Ao todo, os processos de tomada de contas especial determinados pelo TCU somam R$ 25,7 milhões em valores históricos. O montante envolve Acaraú, Coari, Cruzeiro do Sul e São Miguel do Guaporé (RO).

O tribunal também determinou a abertura de representações para aprofundar suspeitas em outros casos. Em Campo Formoso (BA), a Corte vai apurar pagamentos de R$ 88.864,52 a 63 pessoas físicas, das quais 6 tinham vínculo com o município ou com o instituto de previdência local.

Em Caroebe (RR), a auditoria apontou indícios de direcionamento em pregões para compra de combustíveis, inclusive com participação de empresa cujo sócio era servidor municipal.

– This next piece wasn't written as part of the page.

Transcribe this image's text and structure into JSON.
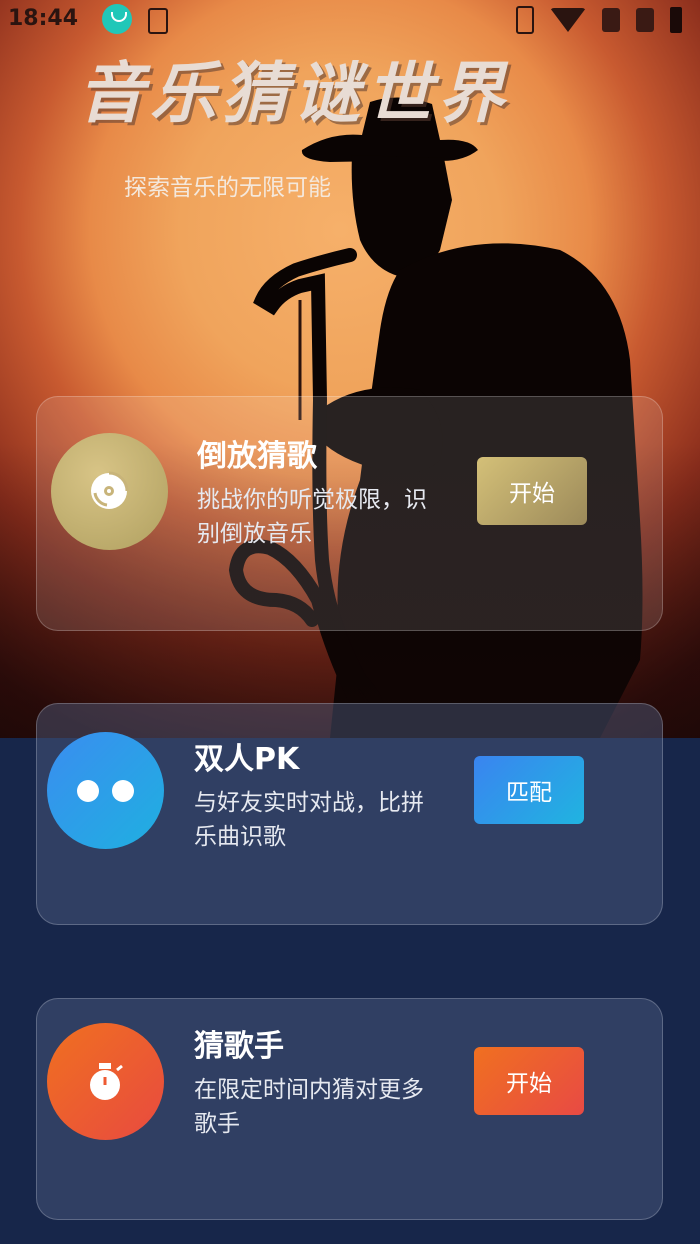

Em Rorainópolis (RR), serão apurados indícios de montagem, direcionamento e fracionamento irregular em licitações ligadas à limpeza de igarapés.

Rio Branco

Em outro acórdão, o TCU analisou a aplicação de R$ 5 milhões de uma emenda especial destinada à construção do Mercado Municipal Elias Mansour, em Rio Branco (AC).

A auditoria concluiu que o valor principal da emenda foi aplicado na obra. O problema identificado foi o tratamento dado aos rendimentos financeiros obtidos enquanto os recursos ficaram aplicados. A equipe do TCU estimou esses rendimentos em cerca de R$ 2,17 milhões. A própria prefeitura da capital acreana calculou saldo em valor aproximado de R$ 2,06 milhões.

Segundo o tribunal, esses valores não constavam do plano de aplicação da emenda, não foram usados na mesma finalidade da transferência e também não foram devolvidos ao erário federal.

O TCU deu prazo de 30 dias para que a Prefeitura de Rio Branco atualize o plano de trabalho e indique a aplicação dos rendimentos na obra, ou comprove o recolhimento integral dos valores à União.

A Corte também registrou que os recursos foram movimentados em conta que reunia mais de uma transferência especial, prática que afronta a regra de conta específica para cada emenda.

Apesar das falhas, o tribunal destacou como boa prática o portal De Olho na Obra que permite o acompanhamento por vídeo, em tempo real, de obras públicas municipais. O TCU decidiu informar o Ministério da Gestão e da Inovação em Serviços Públicos sobre a ferramenta da prefeitura, para avaliar eventual disseminação do modelo.

São José

O TCU também cobrou explicações da Prefeitura de São José (SC) sobre irregularidades na execução de emenda Pix de autoria do então senador Dário Berger (PSDB). O recurso foi destinado a obras de infraestrutura urbana, incluindo implantação e manutenção de abrigos de passageiros e serviços de pavimentação e revitalização de vias.

A Corte analisou duas metas do plano de ação: uma de R$ 4 milhões, voltada a abrigos de passageiros, pontos de táxi e terminais, e outra de R$ 1,25 milhão, destinada à pavimentação e expansão de vias públicas.

Segundo o TCU, o edital não explicava de forma suficiente como os preços foram calculados, deixou de incluir custos indiretos e margem de lucro das empresas e reuniu itens diferentes em um mesmo lote sem justificar a escolha. O tribunal também identificou falhas nas regras do edital e ausência de contrato formal depois da escolha dos fornecedores.

O TCU também identificou indícios de pagamentos irregulares por serviços em abrigos de ônibus. Segundo a auditoria, houve casos em que reformas parciais ou remoções de estruturas foram pagas como reforma total.

Outro ponto envolve a possível utilização de R$ 284,4 mil da emenda na reforma da Policlínica de Forquilhinhas. O relator afirmou que a análise depende da conclusão do plano de trabalho no Transferegov, já que a meta foi incluída durante a fiscalização, mas ainda sem aprovação formal dos ministérios responsáveis.

A Corte determinou que São José conclua, em 15 dias, as complementações solicitadas no Transferegov. Depois disso, os ministérios das Cidades e da Integração e do Desenvolvimento Regional terão mais 15 dias para concluir a análise do plano e de suas alterações.